Stephanie Hanes, an American correspondent for the Christian Science Monitor, spent three years watching one particular version of that fairy tale unfold in central Mozambique.

The wealthy man was Greg Carr. An Idahoan, Mr. Carr had made millions first by selling voice-mail systems and then by running Prodigy, an early internet service provider. At age 40, he turned to philanthropy . . .


. . .


In "White Man's Game," Ms. Hanes outlines, in a nonpolemical way, the long history of Western involvement in Africa's wilderness.


. . .


Turning to the present day, Ms. Hanes takes World Wildlife Fund, Nature Conservancy and other Western groups--known as Big Green--to task for their conservation colonialism.


. . .


She . . . points out that they are a bit cynical. "The conservation industry mirrors the humanitarian assistance industry," she writes, "with alarmist pledge drives, heart-stirring photos and admonitions to 'act now!'--all to be repeated for the next grant cycle."


. . .


It is clear from Ms. Hanes's account that a complex interplay of social, political and economic matters affected Gorongosa, not just one man's ambition. The imported elephants inevitably roamed outside the park and into nearby towns, damaging crops and perhaps killing a villager. Mr. Carr's tree planting, a laudable goal on the surface, was seen negatively by the people there because, culturally, tree planting was a way of marking one's territory. When visiting a prominent local leader, Mr. Carr arrived in a red helicopter, oblivious to the fact that, in Gorongosi culture, red is the color of violence. For locals, Mr. Carr was the latest in a long line of outsiders invading their land. He destabilized rather than restored.

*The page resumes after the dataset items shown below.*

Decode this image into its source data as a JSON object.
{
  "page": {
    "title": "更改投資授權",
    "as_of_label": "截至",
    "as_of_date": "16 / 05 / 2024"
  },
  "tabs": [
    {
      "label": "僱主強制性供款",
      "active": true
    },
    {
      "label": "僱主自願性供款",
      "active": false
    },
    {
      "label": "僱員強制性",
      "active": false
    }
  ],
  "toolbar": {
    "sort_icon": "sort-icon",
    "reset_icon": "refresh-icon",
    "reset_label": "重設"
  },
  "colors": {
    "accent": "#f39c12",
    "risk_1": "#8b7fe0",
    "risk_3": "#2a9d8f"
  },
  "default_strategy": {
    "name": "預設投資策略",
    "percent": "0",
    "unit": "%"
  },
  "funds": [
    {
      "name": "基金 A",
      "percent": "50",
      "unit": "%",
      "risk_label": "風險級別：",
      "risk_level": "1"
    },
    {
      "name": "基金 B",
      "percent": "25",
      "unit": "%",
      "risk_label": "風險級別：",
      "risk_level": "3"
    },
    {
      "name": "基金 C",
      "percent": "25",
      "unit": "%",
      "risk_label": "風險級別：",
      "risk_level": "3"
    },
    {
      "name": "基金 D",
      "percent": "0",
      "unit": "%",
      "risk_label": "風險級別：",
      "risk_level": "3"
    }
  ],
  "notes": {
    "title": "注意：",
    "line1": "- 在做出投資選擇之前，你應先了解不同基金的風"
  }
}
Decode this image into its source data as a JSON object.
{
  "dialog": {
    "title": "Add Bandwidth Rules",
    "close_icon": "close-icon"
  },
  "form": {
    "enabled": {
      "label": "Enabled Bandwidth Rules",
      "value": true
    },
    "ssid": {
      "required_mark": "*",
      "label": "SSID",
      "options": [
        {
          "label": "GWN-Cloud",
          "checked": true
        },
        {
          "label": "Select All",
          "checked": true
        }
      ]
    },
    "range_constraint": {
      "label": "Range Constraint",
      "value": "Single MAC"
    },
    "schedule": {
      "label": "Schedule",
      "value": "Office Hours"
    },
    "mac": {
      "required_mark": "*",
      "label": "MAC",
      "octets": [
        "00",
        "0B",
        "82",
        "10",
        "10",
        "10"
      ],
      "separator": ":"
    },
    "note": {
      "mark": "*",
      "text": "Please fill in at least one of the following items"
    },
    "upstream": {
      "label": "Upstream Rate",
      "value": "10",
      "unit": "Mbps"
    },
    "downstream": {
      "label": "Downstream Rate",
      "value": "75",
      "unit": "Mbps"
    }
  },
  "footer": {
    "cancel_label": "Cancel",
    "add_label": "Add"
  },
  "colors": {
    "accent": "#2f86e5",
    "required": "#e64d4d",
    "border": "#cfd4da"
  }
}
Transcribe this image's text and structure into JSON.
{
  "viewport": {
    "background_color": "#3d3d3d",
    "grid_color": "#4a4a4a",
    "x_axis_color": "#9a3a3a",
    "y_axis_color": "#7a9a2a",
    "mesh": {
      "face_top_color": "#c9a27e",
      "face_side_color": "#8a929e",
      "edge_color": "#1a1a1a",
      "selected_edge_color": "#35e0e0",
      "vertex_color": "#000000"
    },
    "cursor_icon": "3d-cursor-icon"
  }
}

In the West, Mr. Carr's work catalyzed praise: a glossy piece on Gorongosa in National Geographic by the noted biologist E.O. Wilson, a profile in the New Yorker. But the reality on the ground was different. Few tourists came to Gorongosa, and a flare-up of civil-war tensions led to violence. Overall the 150,000 Mozambicans who lived in the district, according to Ms. Hanes, saw little measurable improvement in their lives. Park staff even tortured suspected poachers.

In the most powerful scene in the book Ms. Hanes observes Mr. Carr and his associates staring at a map of Mozambique and contemplating expanding the park borders to incorporate a vast swath of land so that animals could migrate again. They wanted to rewild central Mozambique. It was just another example of the "generations of white man standing around maps," observes Ms. Hanes. They never mentioned the millions of people who lived in those lands.



For the full review, see:

James Zug. "The Do-Gooders' Playground." The Wall Street Journal (Saturday, Aug. 5, 2017): C6.

(Note: ellipses added.)

(Note: the online version of the review has the date Aug. 4, 2017.)


The book under review, is:

Hanes, Stephanie. White Man's Game: Saving Animals, Rebuilding Eden, and Other Myths of Conservation in Africa. New York: Metropolitan Books, 2017.